Trick-or-treating is a traditional childhood holiday favorite. But while fun may be a child’s main priority, safety is the top concern for parents. Horror stories about ghosts and goblins, and even scarier real-life tales of kidnappers and poisonend treats, are legitimate causes for fear on October 31.

Several organizations provide Halloween safety tips, including Allied Universal, Inc. We have compiled the following simple instructions to give kids a, safe, fun, exciting holiday experience, while providing parents with peace of mind.

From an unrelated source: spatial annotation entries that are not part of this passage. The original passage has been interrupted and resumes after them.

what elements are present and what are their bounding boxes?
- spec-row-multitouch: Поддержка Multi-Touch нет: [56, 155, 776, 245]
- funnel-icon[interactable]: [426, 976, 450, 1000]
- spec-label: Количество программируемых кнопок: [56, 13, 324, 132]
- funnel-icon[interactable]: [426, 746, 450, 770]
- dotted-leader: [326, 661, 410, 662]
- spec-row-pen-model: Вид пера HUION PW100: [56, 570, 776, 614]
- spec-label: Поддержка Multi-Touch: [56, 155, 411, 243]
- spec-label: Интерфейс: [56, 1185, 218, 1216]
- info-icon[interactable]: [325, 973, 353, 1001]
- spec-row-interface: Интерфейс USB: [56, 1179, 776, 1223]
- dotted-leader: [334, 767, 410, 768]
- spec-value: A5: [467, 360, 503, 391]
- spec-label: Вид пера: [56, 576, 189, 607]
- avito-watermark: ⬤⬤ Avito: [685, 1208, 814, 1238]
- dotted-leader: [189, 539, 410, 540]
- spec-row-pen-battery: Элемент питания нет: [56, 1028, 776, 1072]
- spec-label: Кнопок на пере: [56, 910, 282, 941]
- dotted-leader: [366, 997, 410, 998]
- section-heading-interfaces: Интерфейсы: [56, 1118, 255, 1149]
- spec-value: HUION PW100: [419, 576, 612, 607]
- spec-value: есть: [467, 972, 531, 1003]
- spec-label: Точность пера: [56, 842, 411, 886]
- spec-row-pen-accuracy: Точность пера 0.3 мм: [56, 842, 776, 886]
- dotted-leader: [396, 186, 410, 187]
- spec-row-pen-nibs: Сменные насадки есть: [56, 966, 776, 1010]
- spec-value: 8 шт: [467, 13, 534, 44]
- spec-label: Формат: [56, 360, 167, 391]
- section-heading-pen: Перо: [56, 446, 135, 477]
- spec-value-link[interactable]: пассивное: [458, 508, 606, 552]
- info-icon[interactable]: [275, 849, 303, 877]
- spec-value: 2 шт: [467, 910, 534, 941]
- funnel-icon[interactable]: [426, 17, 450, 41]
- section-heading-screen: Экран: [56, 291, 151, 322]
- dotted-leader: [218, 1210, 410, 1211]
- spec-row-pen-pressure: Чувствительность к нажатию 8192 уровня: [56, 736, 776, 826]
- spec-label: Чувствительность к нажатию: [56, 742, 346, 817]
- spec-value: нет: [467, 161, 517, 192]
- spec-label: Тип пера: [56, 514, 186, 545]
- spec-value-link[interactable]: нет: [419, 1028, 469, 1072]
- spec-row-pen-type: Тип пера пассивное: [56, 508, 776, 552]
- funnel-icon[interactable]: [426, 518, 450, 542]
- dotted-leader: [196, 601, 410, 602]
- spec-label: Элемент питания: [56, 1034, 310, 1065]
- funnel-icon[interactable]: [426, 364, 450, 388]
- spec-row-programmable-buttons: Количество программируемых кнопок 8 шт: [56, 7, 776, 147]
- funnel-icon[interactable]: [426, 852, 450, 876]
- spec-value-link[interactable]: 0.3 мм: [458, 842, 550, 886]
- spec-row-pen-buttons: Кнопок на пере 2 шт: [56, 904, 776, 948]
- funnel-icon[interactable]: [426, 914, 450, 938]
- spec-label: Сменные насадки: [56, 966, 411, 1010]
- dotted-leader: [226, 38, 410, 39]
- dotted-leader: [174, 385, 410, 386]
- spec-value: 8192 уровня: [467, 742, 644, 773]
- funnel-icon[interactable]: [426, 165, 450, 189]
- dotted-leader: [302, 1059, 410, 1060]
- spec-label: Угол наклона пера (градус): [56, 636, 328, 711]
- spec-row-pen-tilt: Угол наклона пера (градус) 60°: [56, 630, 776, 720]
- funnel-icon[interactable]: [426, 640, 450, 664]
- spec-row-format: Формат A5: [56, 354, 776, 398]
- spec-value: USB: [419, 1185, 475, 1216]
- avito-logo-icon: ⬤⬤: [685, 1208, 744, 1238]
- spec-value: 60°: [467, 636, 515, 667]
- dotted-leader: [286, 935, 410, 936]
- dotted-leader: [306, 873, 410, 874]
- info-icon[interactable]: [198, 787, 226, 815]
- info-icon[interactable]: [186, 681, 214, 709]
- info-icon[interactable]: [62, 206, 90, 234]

Allied Universal Top 20 Tips for a safe and sane Halloween:

  1. If possible, send a responsible teenager or adult to escort your kids.
  2. Prepare the route in advance.
  3. Tell people where you plan to go.
  4. Make sure costumes are short enough to prevent tripping, entanglement or potential contact with flames.
  5. Dress in light-colored or reflective-type clothing so you are visible. (Also, remember to put reflective tape on bikes, skateboards and brooms, too!)
  6. Use non-toxic and hypoallergenic makeup and small decorative hats as safe alternatives to toxic materials and large caps that could block vision.
  7. Before they head out, casually remind your children to “Stop-Drop-Roll” in the unlikely event that their clothes catch fire. Try not to alarm them. You want them to be prepared instead of scared.
  8. To prevent possible fire, use only battery-powered lanterns or chemical lightsticks in place of candles in decorations and costumes.
  9. Look both ways before crossing the street, checking carefully for cars, trucks and low-flying brooms.
  10. Cross the street only at corners.
  11. Never hide or dart between parked cars.
  12. Walk, slither and sneak on sidewalks instead of the street.
  13. Carry a flashlight and extra batteries, to light the way.
  14. Only visit homes that have illuminated porch lights.
  15. Keep costumes away from open fires and candles. (Bear in mind that many are flammable.)
  16. Accept treats at the door instead of entering strangers’ homes.
  17. Be cautious of strangers and animals.
  18. Inspect treats before enjoying.
  19. Don’t eat candy if the package is already open. Small, hard pieces of candy are a choking hazard for young children.
  20. To keep neighborhood children safe, eliminate potential tripping hazards on your porch and walkway.

Another good resource, called the “Lucky 13,” was prepared by the American Red Cross. Also helpful are tips assembled by the Los Angeles Fire Department.

Sharing simple safety rules with your child is just another great way Allied Universal encourages folks to BE SAFE!